James Baldwin Speech in Berkley

“Original video from CSPAN. All rights and love to CSPAN for first broadcasting this. January 15th, 1979, Berkeley, California, United States. Original link here: https://www.c-span.org/video/?170651-1/james-baldwin-speech

In this 1979 speech, James Baldwin talked about being a black writer, about the civil rights movement, and other topics. James Arthur Baldwin (August 2, 1924 – December 1, 1987) was an American novelist and social critic. His essays, as collected in Notes of a Native Son (1955), explore intricacies of racial, sexual, and class distinctions in Western societies, most notably in mid-20th-century America. Some of Baldwin’s essays are book-length, including The Fire Next Time (1963), No Name in the Street (1972), and The Devil Finds Work (1976).

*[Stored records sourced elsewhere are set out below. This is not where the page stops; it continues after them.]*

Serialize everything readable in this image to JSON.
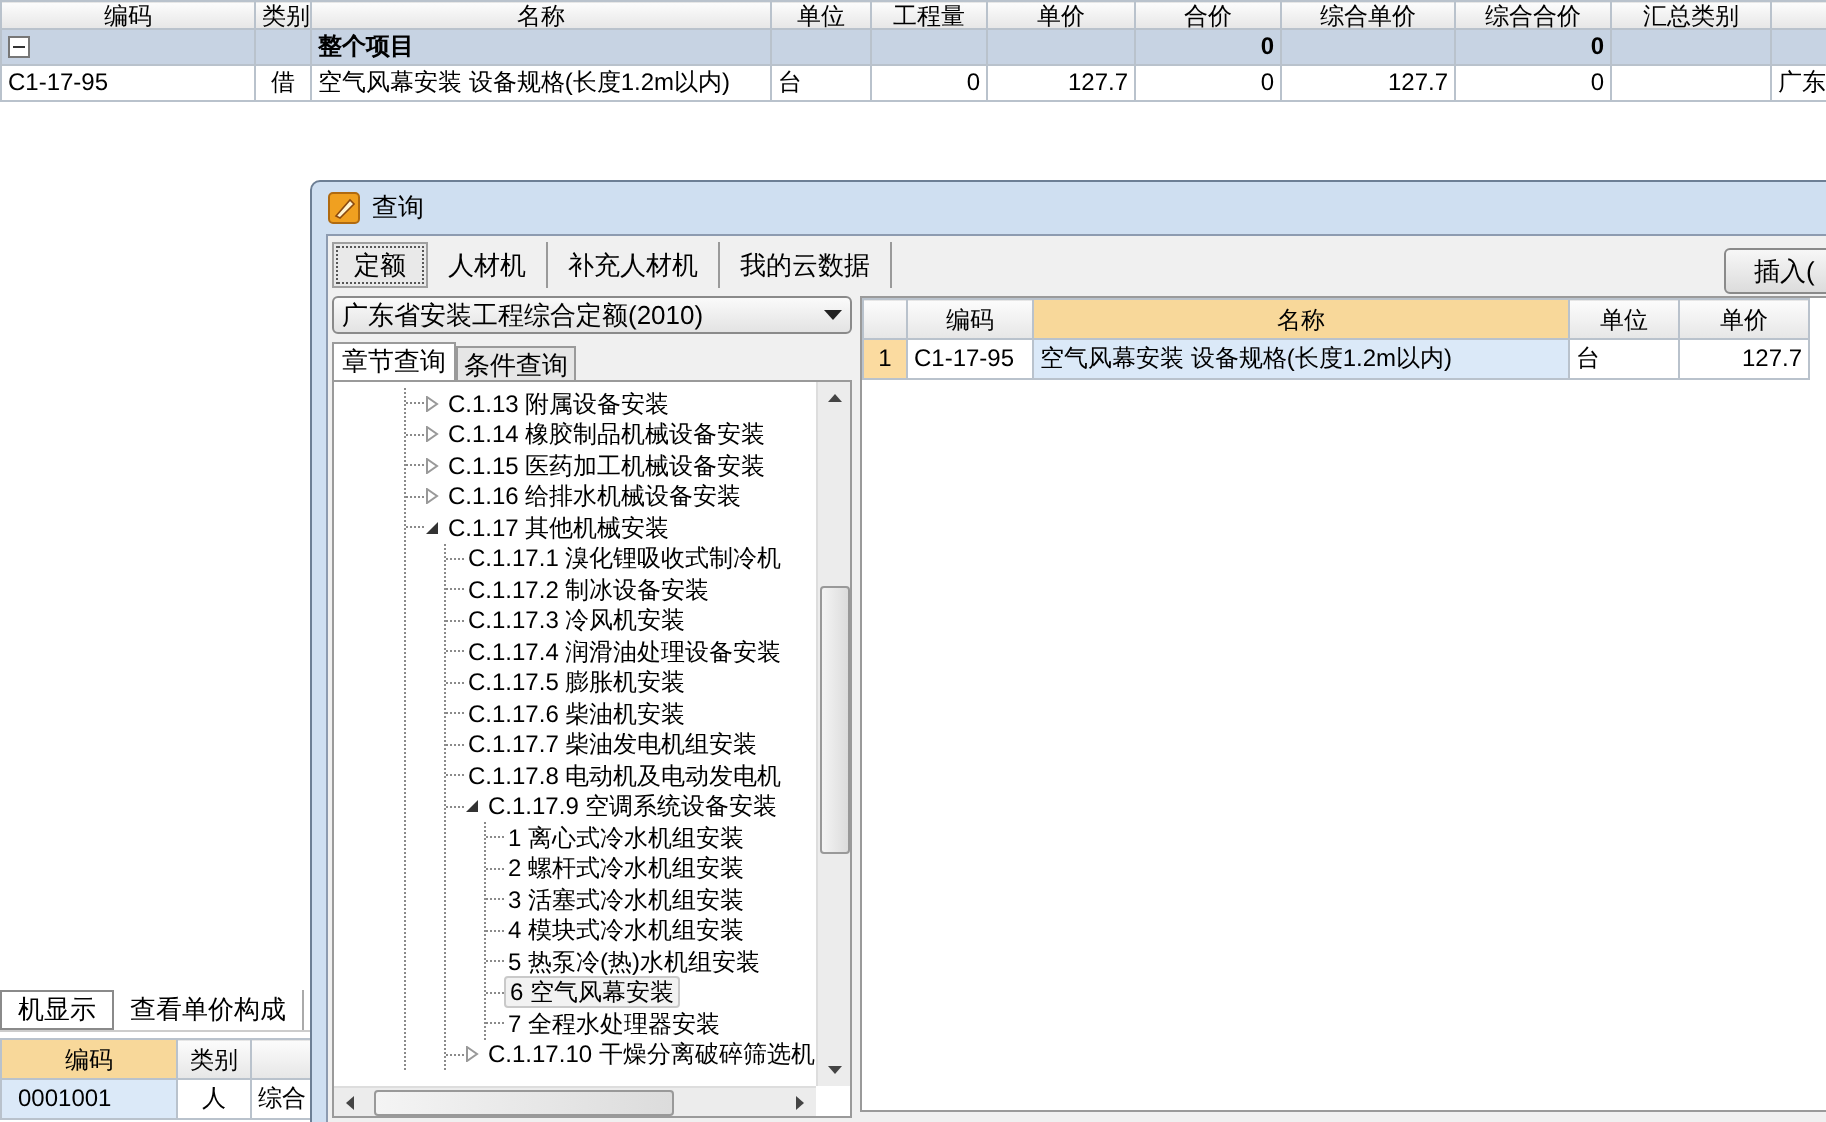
{
  "main_table": {
    "columns": [
      "编码",
      "类别",
      "名称",
      "单位",
      "工程量",
      "单价",
      "合价",
      "综合单价",
      "综合合价",
      "汇总类别",
      ""
    ],
    "rows": [
      {
        "kind": "group",
        "expanded": true,
        "cells": [
          "",
          "",
          "整个项目",
          "",
          "",
          "",
          "0",
          "",
          "0",
          "",
          ""
        ]
      },
      {
        "kind": "item",
        "cells": [
          "C1-17-95",
          "借",
          "空气风幕安装 设备规格(长度1.2m以内)",
          "台",
          "0",
          "127.7",
          "0",
          "127.7",
          "0",
          "",
          "广东"
        ]
      }
    ]
  },
  "bottom_panel": {
    "tabs": [
      {
        "label": "机显示",
        "selected": true
      },
      {
        "label": "查看单价构成",
        "selected": false
      }
    ],
    "table": {
      "columns": [
        {
          "label": "编码",
          "highlighted": true
        },
        {
          "label": "类别",
          "highlighted": false
        },
        {
          "highlighted": false
        }
      ],
      "rows": [
        {
          "selected": true,
          "cells": [
            "0001001",
            "人",
            "综合"
          ]
        }
      ]
    }
  },
  "dialog": {
    "title": "查询",
    "tabs": [
      {
        "label": "定额",
        "selected": true
      },
      {
        "label": "人材机",
        "selected": false
      },
      {
        "label": "补充人材机",
        "selected": false
      },
      {
        "label": "我的云数据",
        "selected": false
      }
    ],
    "insert_button": "插入(",
    "library_select": "广东省安装工程综合定额(2010)",
    "search_tabs": [
      {
        "label": "章节查询",
        "selected": true
      },
      {
        "label": "条件查询",
        "selected": false
      }
    ],
    "tree": [
      {
        "label": "C.1.13 附属设备安装",
        "expanded": false,
        "selected": false
      },
      {
        "label": "C.1.14 橡胶制品机械设备安装",
        "expanded": false,
        "selected": false
      },
      {
        "label": "C.1.15 医药加工机械设备安装",
        "expanded": false,
        "selected": false
      },
      {
        "label": "C.1.16 给排水机械设备安装",
        "expanded": false,
        "selected": false
      },
      {
        "label": "C.1.17 其他机械安装",
        "expanded": true,
        "selected": false,
        "children": [
          {
            "label": "C.1.17.1 溴化锂吸收式制冷机",
            "selected": false
          },
          {
            "label": "C.1.17.2 制冰设备安装",
            "selected": false
          },
          {
            "label": "C.1.17.3 冷风机安装",
            "selected": false
          },
          {
            "label": "C.1.17.4 润滑油处理设备安装",
            "selected": false
          },
          {
            "label": "C.1.17.5 膨胀机安装",
            "selected": false
          },
          {
            "label": "C.1.17.6 柴油机安装",
            "selected": false
          },
          {
            "label": "C.1.17.7 柴油发电机组安装",
            "selected": false
          },
          {
            "label": "C.1.17.8 电动机及电动发电机",
            "selected": false
          },
          {
            "label": "C.1.17.9 空调系统设备安装",
            "expanded": true,
            "selected": false,
            "children": [
              {
                "label": "1 离心式冷水机组安装",
                "selected": false
              },
              {
                "label": "2 螺杆式冷水机组安装",
                "selected": false
              },
              {
                "label": "3 活塞式冷水机组安装",
                "selected": false
              },
              {
                "label": "4 模块式冷水机组安装",
                "selected": false
              },
              {
                "label": "5 热泵冷(热)水机组安装",
                "selected": false
              },
              {
                "label": "6 空气风幕安装",
                "selected": true
              },
              {
                "label": "7 全程水处理器安装",
                "selected": false
              }
            ]
          },
          {
            "label": "C.1.17.10 干燥分离破碎筛选机",
            "expanded": false,
            "selected": false
          }
        ]
      }
    ],
    "results": {
      "columns": [
        {
          "highlighted": false
        },
        {
          "label": "编码",
          "highlighted": false
        },
        {
          "label": "名称",
          "highlighted": true
        },
        {
          "label": "单位",
          "highlighted": false
        },
        {
          "label": "单价",
          "highlighted": false
        }
      ],
      "rows": [
        {
          "selected": true,
          "cells": [
            "1",
            "C1-17-95",
            "空气风幕安装 设备规格(长度1.2m以内)",
            "台",
            "127.7"
          ]
        }
      ]
    }
  }
}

An unfinished manuscript, Remember This House, was expanded and adapted for cinema as the Academy Award–nominated documentary film I Am Not Your Negro.

Baldwin’s novels and plays fictionalize fundamental personal questions and dilemmas amid complex social and psychological pressures thwarting the equitable integration of not only African Americans, but also gay and bisexual men, while depicting some internalized obstacles to such individuals’ quests for acceptance. Such dynamics are prominent in Baldwin’s second novel, Giovanni’s Room, written in 1956, well before the gay liberation movement.